Bent u het ermee eens dat de bestuursrechter bij zijn beoordeling van het gehele geschil dan ook naar nieuwe omstandigheden kijkt en niet alleen naar de omstandigheden ten tijde van het bestreden besluit of de bestreden handeling?
Ja, hiermee zijn wij het eens. Aangezien de situatie in het sociaal domein regelmatig aan verandering onderhevig is, leidt een ex tunc toetsing niet tot een duidelijk eindresultaat. Dit kan weer tot nieuwe procedures leiden hetgeen niet efficiënt is.

Vraag6

Wat vindt u van het voorstel om de bestuursrechter extra uitspraakbevoegdheden toe te kennen, zodat hij niet alleen de gemeente, maar ook de private (zorg)aanbieder kan opdragen een handeling te verrichten of na te laten? Wat vindt u van het voorstel de bestuursrechter de bevoegdheid te geven om de private (zorg)aanbieder tot schadevergoeding te veroordelen, los van de gemeente?
Bij dit onderdeel van het advies hebben wij bedenkingen. De bevoegdheden van de bestuursrechter krijgen hiermee wel een heel groot bereik, tot en met de privaatrechtelijk afspraken tussen (zorg)aanbieder en gemeente.

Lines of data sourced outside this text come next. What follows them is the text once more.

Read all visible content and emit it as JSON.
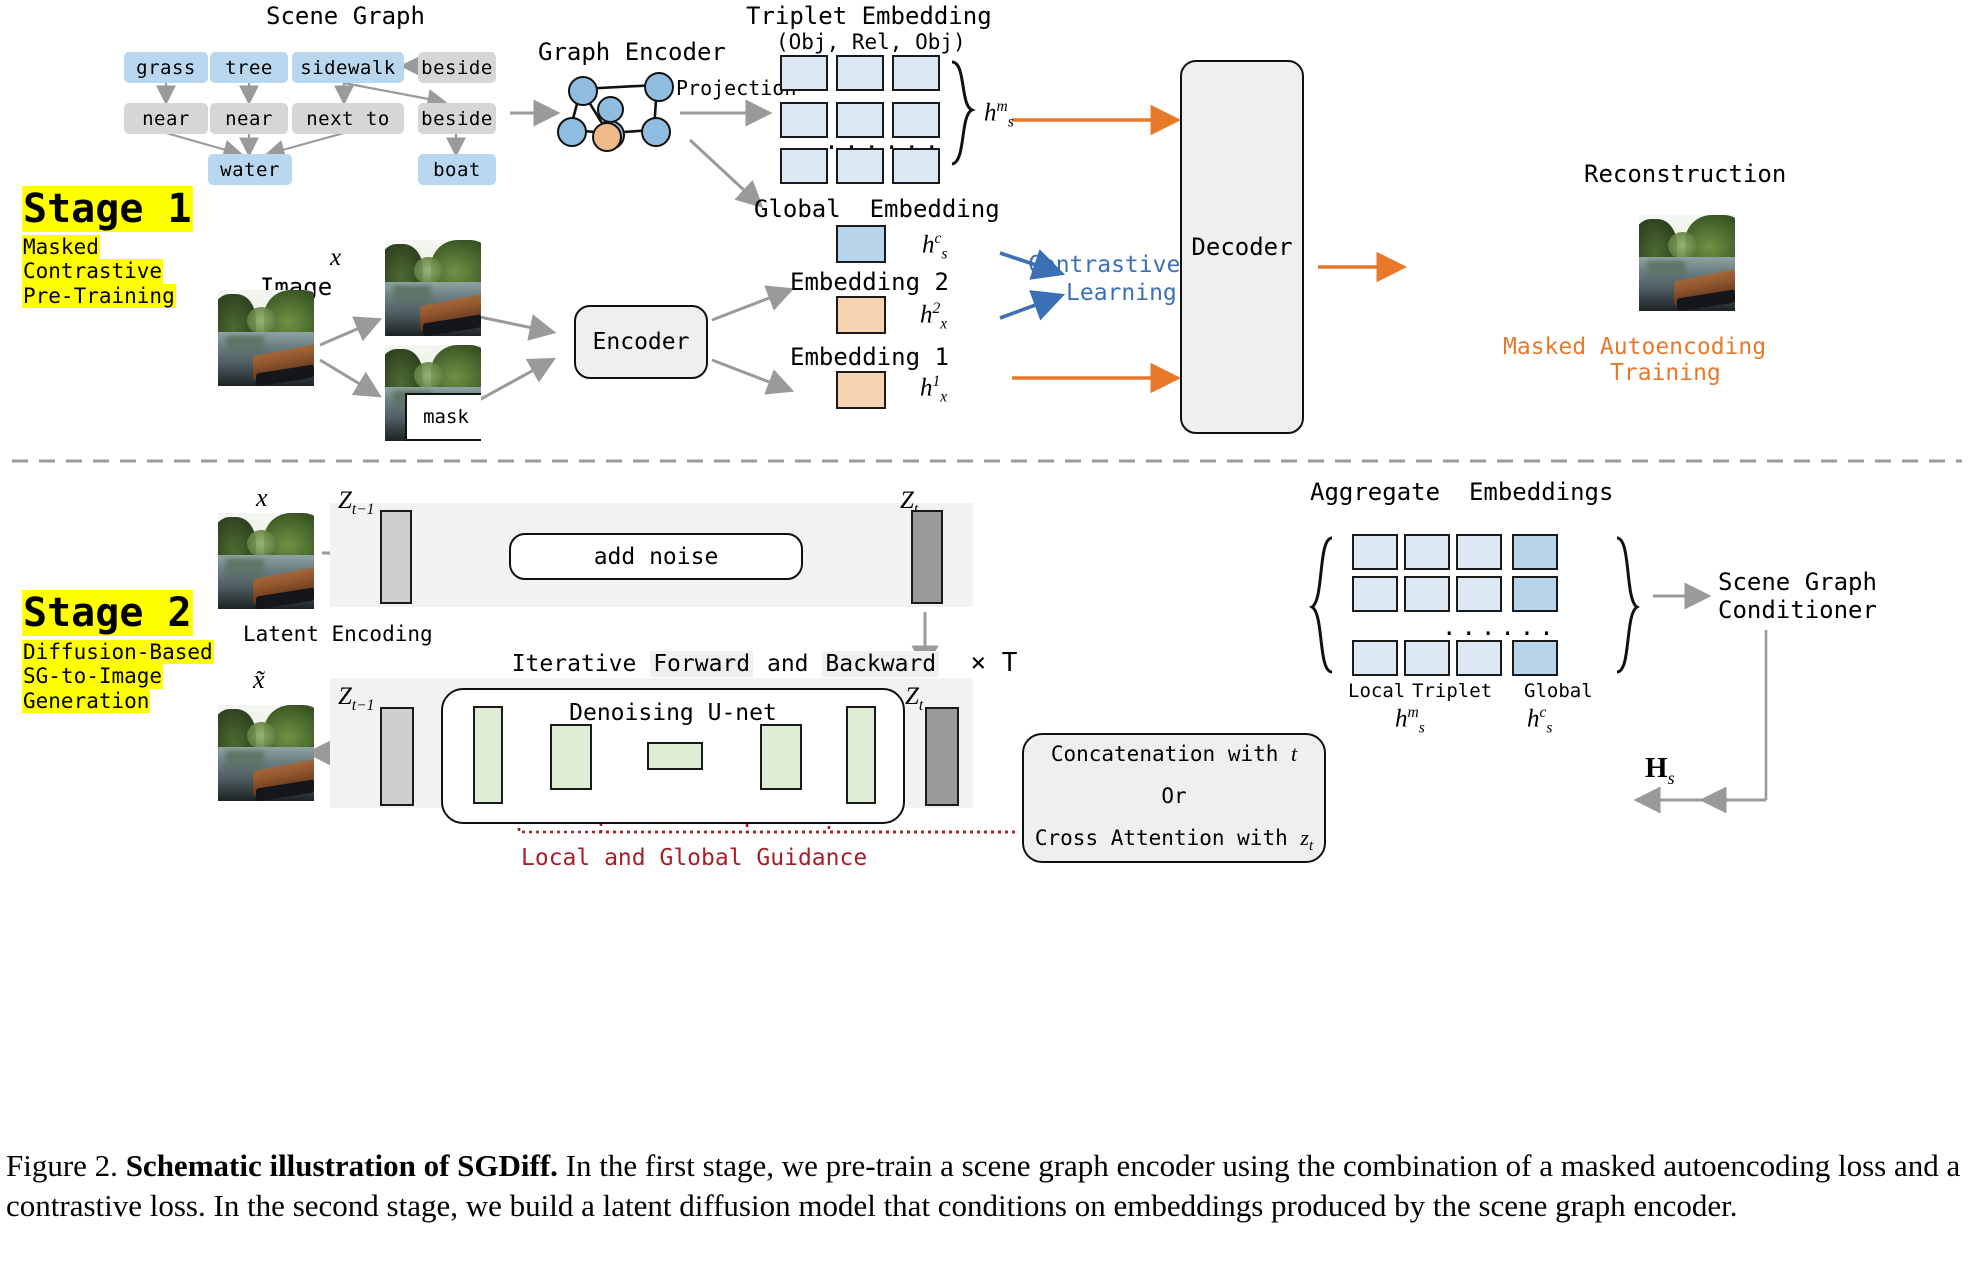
{
  "figure": {
    "caption_label": "Figure 2.",
    "caption_bold": "Schematic illustration of SGDiff.",
    "caption_rest": "In the first stage, we pre-train a scene graph encoder using the combination of a masked autoencoding loss and a contrastive loss. In the second stage, we build a latent diffusion model that conditions on embeddings produced by the scene graph encoder."
  },
  "colors": {
    "object_node": "#b9d7ef",
    "relation_node": "#d6d6d6",
    "embedding_light_blue": "#dce9f5",
    "embedding_blue": "#b8d4ea",
    "embedding_peach": "#f7d3b4",
    "unet_green": "#dfedd7",
    "latent_grey": "#cfcfcf",
    "latent_dark_grey": "#9a9a9a",
    "orange_arrow": "#e8792a",
    "blue_arrow": "#3b6fb6",
    "red_guidance": "#a81f28",
    "highlight_yellow": "#ffff00",
    "panel_grey": "#f2f2f2"
  },
  "stage1": {
    "title": "Stage 1",
    "subtitle_lines": [
      "Masked",
      "Contrastive",
      "Pre-Training"
    ],
    "scene_graph_title": "Scene Graph",
    "graph_nodes": {
      "objects_row1": [
        "grass",
        "tree",
        "sidewalk"
      ],
      "relation_row1_right": "beside",
      "relations_row2": [
        "near",
        "near",
        "next to",
        "beside"
      ],
      "objects_row3": [
        "water",
        "boat"
      ]
    },
    "graph_encoder_title": "Graph Encoder",
    "projection_label": "Projection",
    "triplet_title_line1": "Triplet Embedding",
    "triplet_title_line2": "(Obj, Rel, Obj)",
    "triplet_ellipsis": "......",
    "triplet_symbol": "h",
    "triplet_symbol_sup": "m",
    "triplet_symbol_sub": "s",
    "global_embedding_title": "Global  Embedding",
    "global_symbol": "h",
    "global_symbol_sup": "c",
    "global_symbol_sub": "s",
    "image_label": "Image",
    "image_label_var": "x",
    "mask_label": "mask",
    "encoder_label": "Encoder",
    "embedding2_label": "Embedding 2",
    "embedding2_symbol": "h",
    "embedding2_sup": "2",
    "embedding2_sub": "x",
    "embedding1_label": "Embedding 1",
    "embedding1_symbol": "h",
    "embedding1_sup": "1",
    "embedding1_sub": "x",
    "contrastive_line1": "Contrastive",
    "contrastive_line2": "Learning",
    "decoder_label": "Decoder",
    "reconstruction_label": "Reconstruction",
    "mae_line1": "Masked Autoencoding",
    "mae_line2": "Training"
  },
  "stage2": {
    "title": "Stage 2",
    "subtitle_lines": [
      "Diffusion-Based",
      "SG-to-Image",
      "Generation"
    ],
    "input_var": "x",
    "output_var": "x̃",
    "z_prev_label": "Z",
    "z_prev_sub": "t−1",
    "z_t_label": "Z",
    "z_t_sub": "t",
    "add_noise_label": "add noise",
    "latent_encoding_label": "Latent Encoding",
    "iterative_parts": [
      "Iterative ",
      "Forward",
      " and ",
      "Backward",
      "  × T"
    ],
    "unet_label": "Denoising U-net",
    "guidance_label": "Local and Global Guidance",
    "aggregate_title": "Aggregate  Embeddings",
    "aggregate_ellipsis": "......",
    "agg_label_local": "Local",
    "agg_label_triplet": "Triplet",
    "agg_label_global": "Global",
    "agg_sym_local_triplet": "h",
    "agg_sym_local_triplet_sup": "m",
    "agg_sym_local_triplet_sub": "s",
    "agg_sym_global": "h",
    "agg_sym_global_sup": "c",
    "agg_sym_global_sub": "s",
    "conditioner_line1": "Scene Graph",
    "conditioner_line2": "Conditioner",
    "hs_symbol": "H",
    "hs_sub": "s",
    "cond_box_line1_a": "Concatenation with ",
    "cond_box_line1_b": "t",
    "cond_box_line2": "Or",
    "cond_box_line3_a": "Cross Attention with ",
    "cond_box_line3_b": "z",
    "cond_box_line3_sub": "t"
  }
}
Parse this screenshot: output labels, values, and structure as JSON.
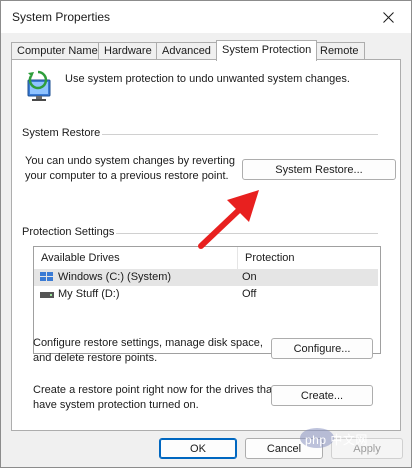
{
  "window": {
    "title": "System Properties"
  },
  "tabs": [
    {
      "label": "Computer Name"
    },
    {
      "label": "Hardware"
    },
    {
      "label": "Advanced"
    },
    {
      "label": "System Protection"
    },
    {
      "label": "Remote"
    }
  ],
  "intro": {
    "text": "Use system protection to undo unwanted system changes."
  },
  "system_restore": {
    "heading": "System Restore",
    "desc_line1": "You can undo system changes by reverting",
    "desc_line2": "your computer to a previous restore point.",
    "button": "System Restore..."
  },
  "protection": {
    "heading": "Protection Settings",
    "col_drives": "Available Drives",
    "col_protection": "Protection",
    "rows": [
      {
        "drive": "Windows (C:) (System)",
        "protection": "On"
      },
      {
        "drive": "My Stuff (D:)",
        "protection": "Off"
      }
    ]
  },
  "configure": {
    "line1": "Configure restore settings, manage disk space,",
    "line2": "and delete restore points.",
    "button": "Configure..."
  },
  "create": {
    "line1": "Create a restore point right now for the drives that",
    "line2": "have system protection turned on.",
    "button": "Create..."
  },
  "footer": {
    "ok": "OK",
    "cancel": "Cancel",
    "apply": "Apply"
  },
  "watermark": {
    "text": "php 中文网"
  },
  "colors": {
    "accent": "#0067c0",
    "arrow": "#e8201f"
  }
}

Het beheren en managen van de contracten met de (zorg) aanbieders is een taak van de gemeente.

Alleen wanneer aanbieder en gemeente er niet samen uitkomen, kan dat ongewenste nadelige effecten hebben voor de zorg/ ondersteuning van de burger. In die situaties zou het een oplossing kunnen zijn als de bestuursrechter dit geschil kan beslechten.

Een principieel staatrechtelijke vraag is of de bestuursrechter hiermee niet te veel op de stoel van het bestuur gaat zitten. Van de wetgever hebben wij in de verschillende wetten waarop het advies betrekking heeft ruimte gekregen voor eigen invulling van de wettelijk kaders. Het zou onwenselijk zijn wanneer die ruimte door de bestuursrechter wordt beperkt.